Student loan impasse threatens Biden promise to young voters
The Supreme Court’s looming decision over the legality of President Biden’s student loan forgiveness program is threatening to undermine a key pillar of the president’s outreach to young voters and efforts to tackle racial inequality.
Biden himself acknowledged last week that while he was confident his forgiveness of up to $20,000 in federal student debt is legal, he was less sure the Supreme Court and its 6-3 conservative majority would uphold it.
A Supreme Court reversal would leave millions of Americans scrambling while striking down a key part of Biden’s legacy that excited the progressive wing of the Democratic base.

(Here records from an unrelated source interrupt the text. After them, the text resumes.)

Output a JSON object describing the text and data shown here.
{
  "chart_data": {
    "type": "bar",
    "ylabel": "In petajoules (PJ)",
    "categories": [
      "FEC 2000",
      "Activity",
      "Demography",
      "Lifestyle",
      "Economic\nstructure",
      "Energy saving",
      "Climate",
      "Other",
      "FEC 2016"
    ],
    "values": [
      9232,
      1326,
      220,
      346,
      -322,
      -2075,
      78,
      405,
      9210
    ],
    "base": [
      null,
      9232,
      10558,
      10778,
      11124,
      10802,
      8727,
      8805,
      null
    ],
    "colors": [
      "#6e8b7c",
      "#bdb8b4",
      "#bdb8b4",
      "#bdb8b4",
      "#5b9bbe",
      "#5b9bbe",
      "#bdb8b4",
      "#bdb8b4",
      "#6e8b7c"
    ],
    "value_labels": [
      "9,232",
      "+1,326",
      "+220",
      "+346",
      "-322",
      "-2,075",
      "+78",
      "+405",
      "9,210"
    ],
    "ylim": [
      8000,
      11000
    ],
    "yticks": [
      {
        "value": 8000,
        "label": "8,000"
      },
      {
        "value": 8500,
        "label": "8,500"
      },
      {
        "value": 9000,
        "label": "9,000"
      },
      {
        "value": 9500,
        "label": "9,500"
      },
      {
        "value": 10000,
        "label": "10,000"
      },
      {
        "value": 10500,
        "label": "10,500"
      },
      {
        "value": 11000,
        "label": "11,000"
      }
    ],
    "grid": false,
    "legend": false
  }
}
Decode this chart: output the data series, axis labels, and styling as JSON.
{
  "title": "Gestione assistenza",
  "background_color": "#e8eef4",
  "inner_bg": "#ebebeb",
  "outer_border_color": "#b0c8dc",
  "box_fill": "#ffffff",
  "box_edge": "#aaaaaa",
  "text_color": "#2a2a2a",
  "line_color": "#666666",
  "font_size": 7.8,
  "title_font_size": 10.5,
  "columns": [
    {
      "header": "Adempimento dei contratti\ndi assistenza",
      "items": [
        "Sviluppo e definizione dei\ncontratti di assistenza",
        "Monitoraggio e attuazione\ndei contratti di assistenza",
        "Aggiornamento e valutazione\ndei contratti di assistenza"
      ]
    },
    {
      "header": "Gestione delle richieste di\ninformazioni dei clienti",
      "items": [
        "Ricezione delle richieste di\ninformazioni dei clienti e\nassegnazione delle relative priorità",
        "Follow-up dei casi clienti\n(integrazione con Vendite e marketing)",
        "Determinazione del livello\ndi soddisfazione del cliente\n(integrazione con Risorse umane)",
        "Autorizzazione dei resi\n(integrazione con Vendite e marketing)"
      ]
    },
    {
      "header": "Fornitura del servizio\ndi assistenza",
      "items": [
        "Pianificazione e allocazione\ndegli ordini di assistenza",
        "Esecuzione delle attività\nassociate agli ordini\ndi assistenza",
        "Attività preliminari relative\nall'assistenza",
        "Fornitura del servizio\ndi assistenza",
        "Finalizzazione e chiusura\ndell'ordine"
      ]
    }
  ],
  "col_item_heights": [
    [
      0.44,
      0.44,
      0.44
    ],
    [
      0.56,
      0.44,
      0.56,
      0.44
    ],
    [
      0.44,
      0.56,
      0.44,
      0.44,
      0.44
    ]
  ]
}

“One of the main concerns is, how does the sitting president meet, in this case, his promises that he made to young people? There’s still a lot left to go,” said John Paul Mejia, chief national spokesperson at the Sunrise Movement.
“When the president is able to tout a message that says, it’s fine, it’ll get better, trust me. That’s not enough. Young people are feeling really alienated in an economy that … doesn’t really work for us and never has,” Mejia said.

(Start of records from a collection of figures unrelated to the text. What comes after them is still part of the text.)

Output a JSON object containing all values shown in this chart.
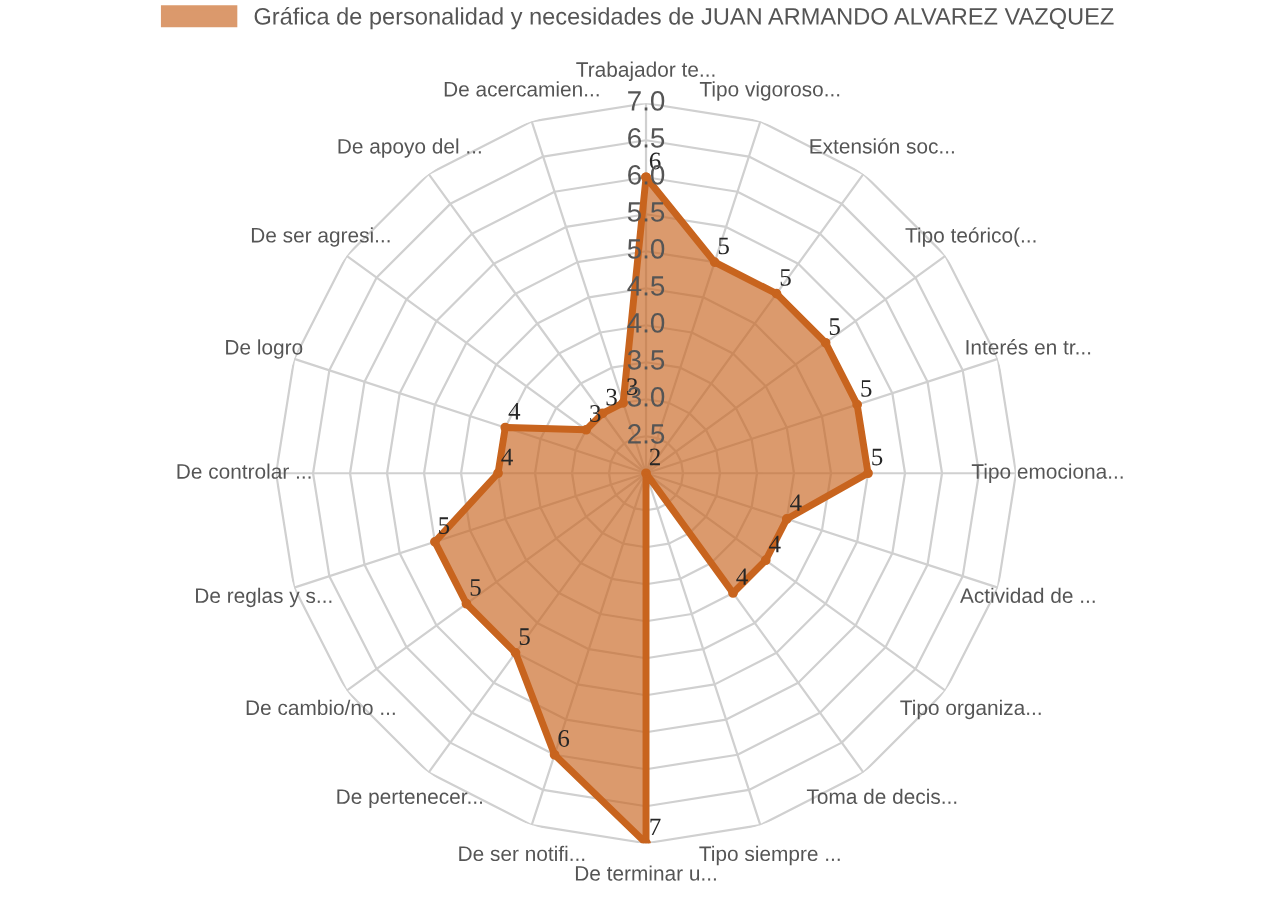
{
  "chart_data": {
    "type": "radar",
    "categories": [
      "Trabajador te...",
      "Tipo vigoroso...",
      "Extensión soc...",
      "Tipo teórico(...",
      "Interés en tr...",
      "Tipo emociona...",
      "Actividad de ...",
      "Tipo organiza...",
      "Toma de decis...",
      "Tipo siempre ...",
      "De terminar u...",
      "De ser notifi...",
      "De pertenecer...",
      "De cambio/no ...",
      "De reglas y s...",
      "De controlar ...",
      "De logro",
      "De ser agresi...",
      "De apoyo del ...",
      "De acercamien..."
    ],
    "series": [
      {
        "name": "Gráfica de personalidad y necesidades de JUAN ARMANDO ALVAREZ VAZQUEZ",
        "color": "#c8641e",
        "values": [
          6,
          5,
          5,
          5,
          5,
          5,
          4,
          4,
          4,
          2,
          7,
          6,
          5,
          5,
          5,
          4,
          4,
          3,
          3,
          3
        ]
      }
    ],
    "ylim": [
      2,
      7
    ],
    "yticks": [
      {
        "value": 2.5,
        "label": "2.5"
      },
      {
        "value": 3,
        "label": "3.0"
      },
      {
        "value": 3.5,
        "label": "3.5"
      },
      {
        "value": 4,
        "label": "4.0"
      },
      {
        "value": 4.5,
        "label": "4.5"
      },
      {
        "value": 5,
        "label": "5.0"
      },
      {
        "value": 5.5,
        "label": "5.5"
      },
      {
        "value": 6,
        "label": "6.0"
      },
      {
        "value": 6.5,
        "label": "6.5"
      },
      {
        "value": 7,
        "label": "7.0"
      }
    ],
    "data_labels": true,
    "grid": true,
    "legend": "top",
    "marker": "circle"
  }
}
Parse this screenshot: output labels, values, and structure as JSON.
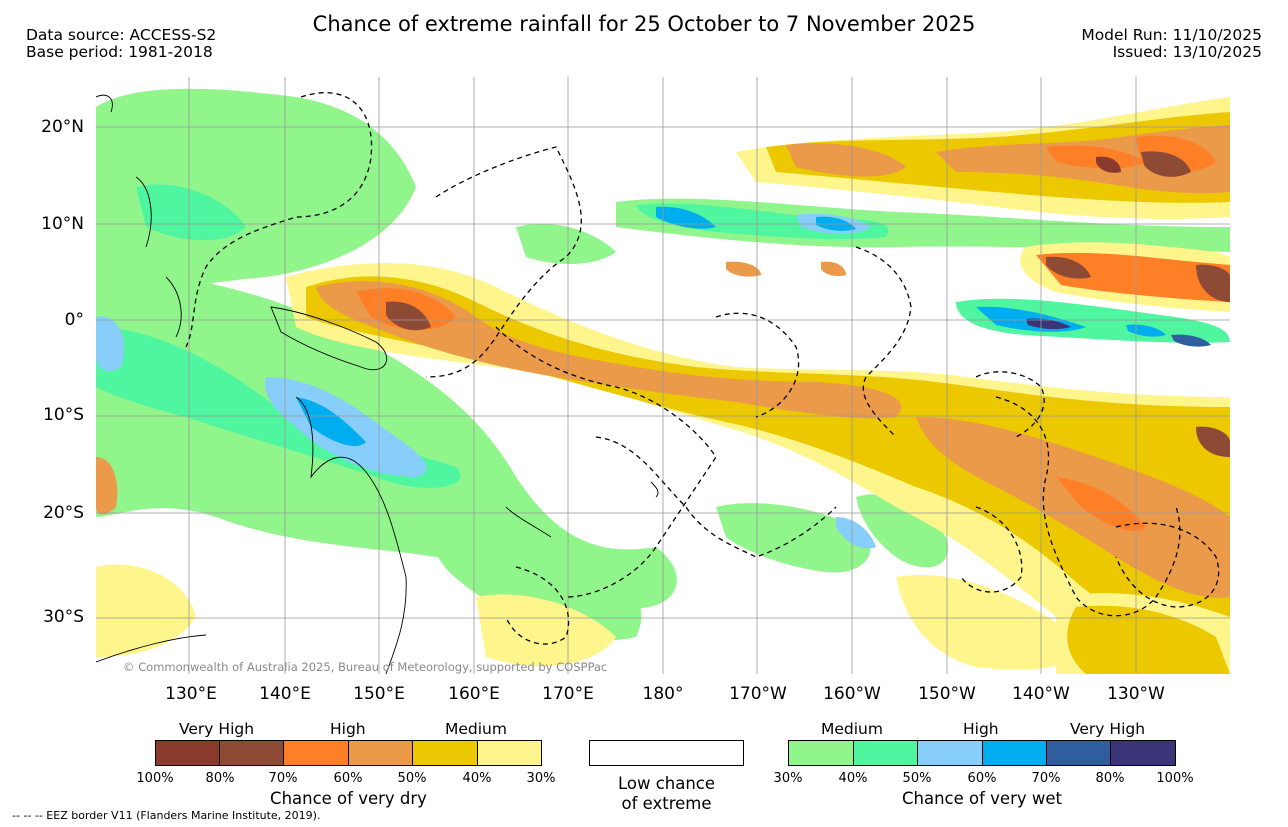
{
  "header": {
    "title": "Chance of extreme rainfall for 25 October to 7 November 2025",
    "data_source": "Data source: ACCESS-S2",
    "base_period": "Base period: 1981-2018",
    "model_run": "Model Run: 11/10/2025",
    "issued": "Issued: 13/10/2025"
  },
  "map": {
    "lat_labels": [
      "20°N",
      "10°N",
      "0°",
      "10°S",
      "20°S",
      "30°S"
    ],
    "lon_labels": [
      "130°E",
      "140°E",
      "150°E",
      "160°E",
      "170°E",
      "180°",
      "170°W",
      "160°W",
      "150°W",
      "140°W",
      "130°W"
    ],
    "copyright": "© Commonwealth of Australia 2025, Bureau of Meteorology, supported by COSPPac"
  },
  "legend": {
    "dry": {
      "title": "Chance of very dry",
      "categories": [
        "Very High",
        "High",
        "Medium"
      ],
      "colors": [
        "#8b3a2e",
        "#8d4a35",
        "#ff7f27",
        "#eb9a4a",
        "#ebc800",
        "#fef58c"
      ],
      "ticks": [
        "100%",
        "80%",
        "70%",
        "60%",
        "50%",
        "40%",
        "30%"
      ]
    },
    "neutral": {
      "line1": "Low chance",
      "line2": "of extreme",
      "color": "#ffffff"
    },
    "wet": {
      "title": "Chance of very wet",
      "categories": [
        "Medium",
        "High",
        "Very High"
      ],
      "colors": [
        "#90f58b",
        "#50f5a0",
        "#87cefa",
        "#00aeef",
        "#2f5d9e",
        "#3a3578"
      ],
      "ticks": [
        "30%",
        "40%",
        "50%",
        "60%",
        "70%",
        "80%",
        "100%"
      ]
    }
  },
  "footer": {
    "eez_note": "--  --  -- EEZ border V11 (Flanders Marine Institute, 2019)."
  }
}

Biden said last week that he’s not confident that the Supreme Court will clear his plan, but the White House has avoided outlining any kind of Plan B.

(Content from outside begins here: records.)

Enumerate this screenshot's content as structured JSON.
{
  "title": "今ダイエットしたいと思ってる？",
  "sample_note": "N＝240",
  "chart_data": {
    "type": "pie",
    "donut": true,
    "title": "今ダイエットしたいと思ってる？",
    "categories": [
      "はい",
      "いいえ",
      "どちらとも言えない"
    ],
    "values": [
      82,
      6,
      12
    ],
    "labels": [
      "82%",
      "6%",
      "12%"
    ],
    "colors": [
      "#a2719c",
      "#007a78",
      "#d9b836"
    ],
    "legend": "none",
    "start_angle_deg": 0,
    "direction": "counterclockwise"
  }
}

“Right now, the plan that we have before the Supreme Court is the plan that we have for the American people,” press secretary Karine Jean-Pierre said on Monday. “We believe that again, we have the legal authority, that the other side does not, it does not have the standing or the merit to really move forward with what they’re trying to do.”
She also took a jab at challenges to the program, which have come from six GOP-led states as well as from two individuals, calling it “unfortunate that we have certain elected officials across the country that are trying to prevent nurses and doctors and teachers from getting this type of benefit.”
Biden’s student debt plan was a clear nod to progressives, who wanted to see forgiveness granted through executive action since the beginning of his administration. Sen. Elizabeth Warren (D-Mass.) and others had pushed the president to forgive up to $50,000 in federal debt before Biden settled on $20,000.
The policy was also among the most prominent ways Biden’s administration had sought to close the racial inequality gap, something that the president and Vice President Harris speak frequently about as a focus of their administration.
Roughly 70 percent of Black undergraduates with student loans are Pell Grant recipients, and 65 percent of Latino undergraduate borrowers are Pell Grant recipients, meaning those minority groups were more likely to benefit from loan forgiveness.
White House officials have maintained confidence that the loan program is on solid legal footing, and they pointed to other ways Biden has sought to address racial inequality, including through funding for historically Black colleges and universities, executive orders to eliminate barriers to jobs and housing for minorities, and initiatives to increase diversity and opportunity in government.
But the student loan forgiveness program is perhaps Biden’s most high-profile effort to date, and it is one that resonated with young voters, many of whom were skeptical about Biden during the 2020 Democratic primary but had come around since he took office.
Voters ages 18-29 backed Biden over former President Trump 59 percent to 35 percent in the 2020 election, according to Pew Research data. And young voters helped carry Democrats to a better-than-expected midterm election performance last November, according to a Brookings Institution analysis.
Biden’s approval rating among 18 to 29-year-olds sat at 39 percent last November, down from 41 percent last spring, according to a national poll conducted by the Institute of Politics at Harvard Kennedy School.
While a final ruling isn’t expected until this summer, a decision to strike down Biden’s plan could give the president ample fodder to go on offense against Republicans heading into 2024, and strategists said he should be prepared to do so.
“It’s only going to further the anger at Republicans through the youth vote,” said Michael Starr Hopkins, a progressive strategist. “I think that Joe Biden should go after the Republican attorneys general, and therefore the Republican Party, that are attacking the student loan forgiveness. These are kids. There are kids all over the country who have been straddled with six figures in debt.”
Biden will struggle to accomplish much legislatively toward his agenda with the Republican-controlled House, and he has started to steer Democrats toward touting accomplishments from the last two years while out on the campaign trail in 2024.
But progressives aren’t satisfied with just those accomplishments and want to see more through executive action.
“Seeing a president who was elected by the majority of people in this country, seeing a president who crossed the finish line in a hard-fought election in 2020 in large part because young people showed up, we want to see a fight in that president and we can’t just see a president sit down and lay back and not do anything about that,” Meija said.